Aún me acuerdo de ese brillo. Aquella mirada nítida y limpia. Todo era de lo más normal, hasta que apareció aquella distorsión al otro lado del espejo.
Recuerdo un gesto. Un hilo de luz. Una mueca, como si desde lo más profundo de aquella mirada, alguien me sonriera. Y sin saber como, mi pupila dejo de ser mi pupila, y se convirtió en la suya.
Vi toda la maldad que un brillo puede engendrar. Sentí su frío como un calambre. Un frío, mezquino y despiadado recorriendo mi cuerpo. No había voces. No hacía falta. Su pensamiento era el mío. Supe lo que él sabía. Supe lo que se proponía. Quería salir. Quería salir y yo no sabía frenarlo.

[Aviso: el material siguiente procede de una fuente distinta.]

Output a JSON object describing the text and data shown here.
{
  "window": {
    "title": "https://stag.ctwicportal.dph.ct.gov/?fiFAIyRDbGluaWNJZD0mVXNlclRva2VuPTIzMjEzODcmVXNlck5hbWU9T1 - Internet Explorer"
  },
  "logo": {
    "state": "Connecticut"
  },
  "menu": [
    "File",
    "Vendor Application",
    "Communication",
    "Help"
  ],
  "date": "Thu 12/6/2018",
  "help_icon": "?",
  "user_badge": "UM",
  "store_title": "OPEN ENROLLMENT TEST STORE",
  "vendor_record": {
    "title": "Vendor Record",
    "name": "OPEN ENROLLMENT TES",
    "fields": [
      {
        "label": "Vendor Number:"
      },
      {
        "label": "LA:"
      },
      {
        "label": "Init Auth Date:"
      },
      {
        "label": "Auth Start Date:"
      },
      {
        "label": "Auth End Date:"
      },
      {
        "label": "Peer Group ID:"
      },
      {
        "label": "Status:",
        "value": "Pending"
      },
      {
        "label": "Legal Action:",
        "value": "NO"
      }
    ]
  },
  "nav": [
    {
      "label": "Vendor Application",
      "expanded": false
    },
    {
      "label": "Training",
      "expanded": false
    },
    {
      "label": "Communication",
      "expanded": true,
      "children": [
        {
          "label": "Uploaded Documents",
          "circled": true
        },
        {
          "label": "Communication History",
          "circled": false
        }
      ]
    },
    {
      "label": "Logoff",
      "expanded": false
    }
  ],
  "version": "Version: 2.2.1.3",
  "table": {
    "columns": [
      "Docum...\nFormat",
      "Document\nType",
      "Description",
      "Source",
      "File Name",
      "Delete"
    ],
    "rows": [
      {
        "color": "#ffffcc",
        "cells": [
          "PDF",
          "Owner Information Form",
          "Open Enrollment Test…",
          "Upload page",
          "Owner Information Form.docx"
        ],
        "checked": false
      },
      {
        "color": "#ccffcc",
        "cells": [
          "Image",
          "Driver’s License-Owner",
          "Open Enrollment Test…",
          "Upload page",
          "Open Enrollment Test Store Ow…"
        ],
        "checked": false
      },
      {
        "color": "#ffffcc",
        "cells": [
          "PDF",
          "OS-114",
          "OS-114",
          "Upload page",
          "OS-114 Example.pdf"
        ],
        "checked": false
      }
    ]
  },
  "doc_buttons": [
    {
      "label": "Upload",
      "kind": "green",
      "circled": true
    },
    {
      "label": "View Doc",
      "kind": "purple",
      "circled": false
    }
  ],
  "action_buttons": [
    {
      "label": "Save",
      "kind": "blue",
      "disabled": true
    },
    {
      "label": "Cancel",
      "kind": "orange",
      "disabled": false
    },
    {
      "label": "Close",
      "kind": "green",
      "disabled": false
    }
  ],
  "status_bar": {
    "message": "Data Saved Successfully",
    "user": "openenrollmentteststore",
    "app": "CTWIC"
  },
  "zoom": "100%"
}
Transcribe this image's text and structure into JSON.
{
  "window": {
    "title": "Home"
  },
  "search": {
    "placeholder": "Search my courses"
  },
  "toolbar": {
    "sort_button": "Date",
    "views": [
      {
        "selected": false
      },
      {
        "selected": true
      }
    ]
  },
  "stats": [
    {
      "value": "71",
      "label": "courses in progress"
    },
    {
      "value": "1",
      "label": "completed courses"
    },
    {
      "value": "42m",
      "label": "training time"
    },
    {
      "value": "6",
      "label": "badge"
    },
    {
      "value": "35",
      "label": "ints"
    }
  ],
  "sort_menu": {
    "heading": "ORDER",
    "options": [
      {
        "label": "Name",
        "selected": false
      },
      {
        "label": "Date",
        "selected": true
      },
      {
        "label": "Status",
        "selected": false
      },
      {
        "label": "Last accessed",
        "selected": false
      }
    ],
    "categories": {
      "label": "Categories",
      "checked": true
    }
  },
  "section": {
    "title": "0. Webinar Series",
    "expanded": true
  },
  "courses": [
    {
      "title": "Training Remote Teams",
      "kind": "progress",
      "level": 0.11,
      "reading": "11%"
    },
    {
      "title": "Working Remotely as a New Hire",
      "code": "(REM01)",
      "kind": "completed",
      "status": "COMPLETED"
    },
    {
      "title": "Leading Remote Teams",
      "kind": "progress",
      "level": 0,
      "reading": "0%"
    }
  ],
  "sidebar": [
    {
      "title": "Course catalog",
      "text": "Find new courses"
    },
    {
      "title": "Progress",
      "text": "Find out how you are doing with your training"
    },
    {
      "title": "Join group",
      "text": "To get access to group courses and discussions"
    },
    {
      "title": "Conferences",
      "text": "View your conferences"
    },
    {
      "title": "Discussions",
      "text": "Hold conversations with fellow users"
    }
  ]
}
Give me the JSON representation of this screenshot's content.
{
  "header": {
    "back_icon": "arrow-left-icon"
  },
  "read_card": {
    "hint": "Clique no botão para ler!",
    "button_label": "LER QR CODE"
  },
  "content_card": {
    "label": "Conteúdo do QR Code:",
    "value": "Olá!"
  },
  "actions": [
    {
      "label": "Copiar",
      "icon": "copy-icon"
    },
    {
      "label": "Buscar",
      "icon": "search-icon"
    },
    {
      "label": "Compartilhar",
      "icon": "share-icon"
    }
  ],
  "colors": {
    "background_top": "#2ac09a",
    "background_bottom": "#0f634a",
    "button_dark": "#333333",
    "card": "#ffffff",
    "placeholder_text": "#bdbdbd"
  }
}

Incapaz de moverme un ápice, vi como empezaba a reptar, buscando la luz. Buscando la salida. No encontró resistencia a su paso. Mi voluntad no era ya mía. Contrayendo cada músculo de mi cara, me mostró la suya. Mía, suya. Mía, mía. Toda suya. Aquella cara no era humana, pero de alguna manera seguía siendo la mía. O no. Era como mirar a un infinito conocido. A un pozo donde nadan todos tus secretos. Algo embebido de vergüenzas y bajezas. Y sin embargo en su mirada había gozo y delirio. Había un loco. Un sádico. Y en esa cara poseída, pude distinguir a un compañero de fatigas. Alguien con quien había compartido cada momento de flaqueza.
Llevaba ahí dentro toda una vida. Y eso es lo que más me atormentaba. No tanto la maldad que desprendían sus ojos, sino lo familiares y cercanos que me resultaban. Era la primera vez que me enfrentaba a ellos, pero no la primera vez que los veía. Los reconocí de relámpagos en espejos y cristales. Siempre a mi lado. Fugaces, pero presentes en cada decisión y en cada momento de rabia. Eran lo más parecido a los ojos del hermano que nunca tuve. Un hermano que estaba intentando salir de ese cuerpo. O hacerlo suyo. Ante esa idea, el pánico me sobrecogió, y cerré los ojos, a tiempo de evitar que saliese de su escondrijo.
Se quedó dentro. Como siempre estuvo. Dentro. Donde siempre ha estado.
No ha vuelto asomar. Al menos no así. Quizás porque no le haya dejado, quizás porque no haya querido. Sea como sea, a veces siento esa sonrisa socarrona en el fondo de mi pecho, y temo por lo que pueda estar tramando.